В Айнзидельн мы попали на закате. С парковкой машины проблем не было — брусчатка перед монастырскими воротами лежала свободной. В гулком соборе помолчали перед статуей черной Мадонны, долго рассматривали пухлых деревянных ангелочков, готовых вспорхнуть с большого органа, залезающих на подоконник витражного окна, прыгающих с небес на алтарь, притулившихся на консоли мраморной колонны: их радостная суета была так заразительна, что Ава повеселела и фон постоянной грусти перестал просвечивать в ее глазах.

Когда мы бродили по двору, я отыскала окно кельи, в которой наш Петер готовился к сессии в мединституте. За год нужно было сдать четырнадцать предметов. В России врачей учат по-другому. Моя коллега по народному университету фрау Хирш берет уроки у русского психиатра-диссидента, который уже несколько раз провалил наши трудные экзамены, а пока устроился санитаром в госпиталь. Это особый тип людей. Весь запас критического пафоса, отпущенный человеку, они — опрометчиво забывая о себе — используют для обличения мироустройства: в своей стране ругали сначала коммунистов, теперь демократов, попав на Запад, злобятся на здешние порядки. Мир-то, конечно, несовершенен, но и мы сами — всего лишь часть этого несовершенства.

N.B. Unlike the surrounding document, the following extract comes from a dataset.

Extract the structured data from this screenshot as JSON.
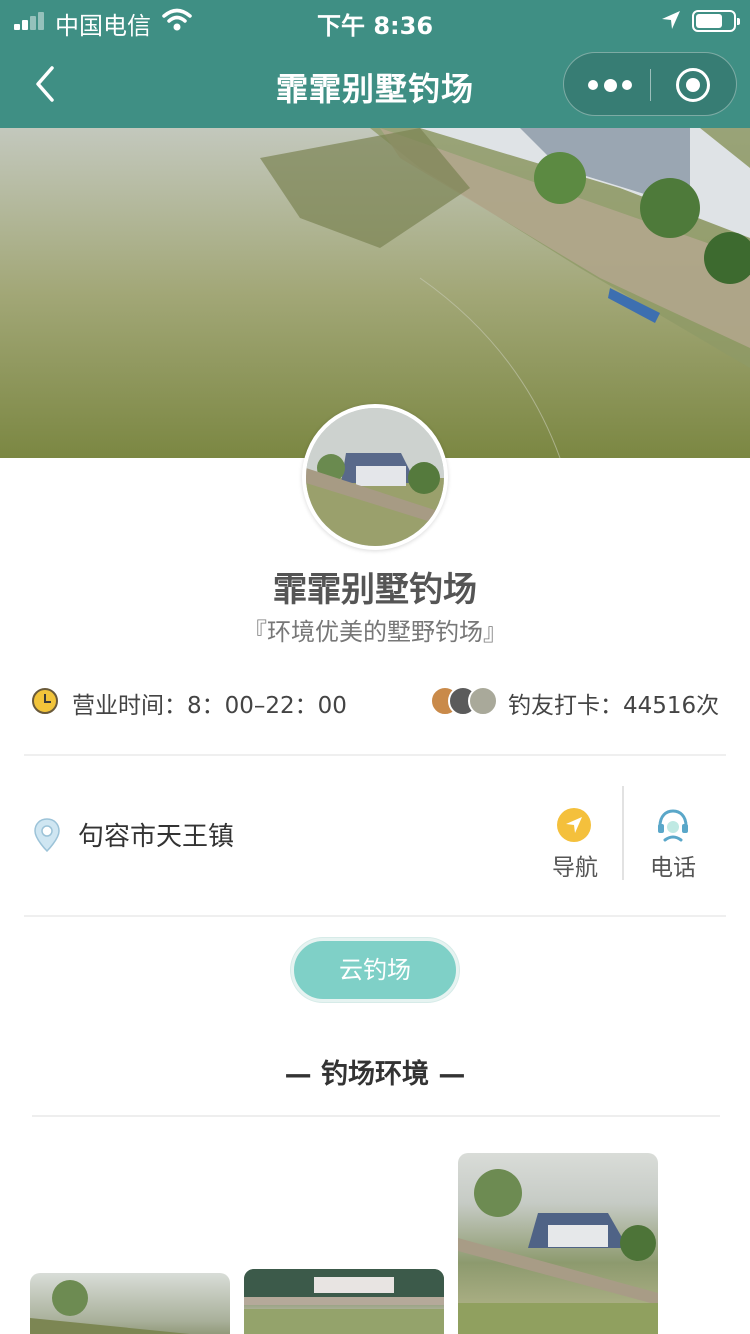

Чтобы подтвердить, опровергнуть или скорректировать свои отвлеченные умозаключения, я согласилась взять урок У русского диссидента, когда мне это предложила фрау Хирш. Он несколько раз переносил день нашей встречи, в общем-то нужной ему для заработка. Утром, за час до назначенного времени, объявил, что может приехать лишь после ланча и что я должна встретить его на трамвайной остановке в Тиффенбрюнене, так как он не может приноровиться к расписанию поездов, останавливающихся в Кюснахте. Дабы довести дело до конца, я стерпела и это. И была „вознаграждена“ щедрой откровенностью монолога, дающего материал даже для более решительных, чем мои, выводов-приговоров, но о разговорной практике в языке, предполагающей и несколько реплик ученика, то есть моих, — и речи не было.

Фрау Хирш намеревалась за русским чаем познакомить с ним наших русофильствующих дам и москвичей, так о своей неявке он сообщил по телефону, когда мы уже расходились. И к лучшему — нам удалось забраться в любопытные закоулки московского и отчасти российского художественного быта: Тарас и Ава знают толк в том, о чем пока не пишут ни „Нойе цюрхер цайтунг“, ни „Московские новости“. На лекциях для этого времени не хватает.

Пасует русская интеллигенция перед денежным фактором, сдается ему на милость, примирившись с тем, что для заработка надо потакать вкусам толпы, а иначе — нищета. Это легко объяснимо: в советское время деньги были диссидентами и вели свою, весьма регламентированную подпольную жизнь, а выбравшись на свет, ошалели от полной, ничем не ограниченной свободы. Вместо того чтобы осваивать культуру компромисса ради дела, творческие люди страстно, на виду у всех, делят то, что нужно было сохранять и развивать. Множество театров раздроблено, газет, университетов…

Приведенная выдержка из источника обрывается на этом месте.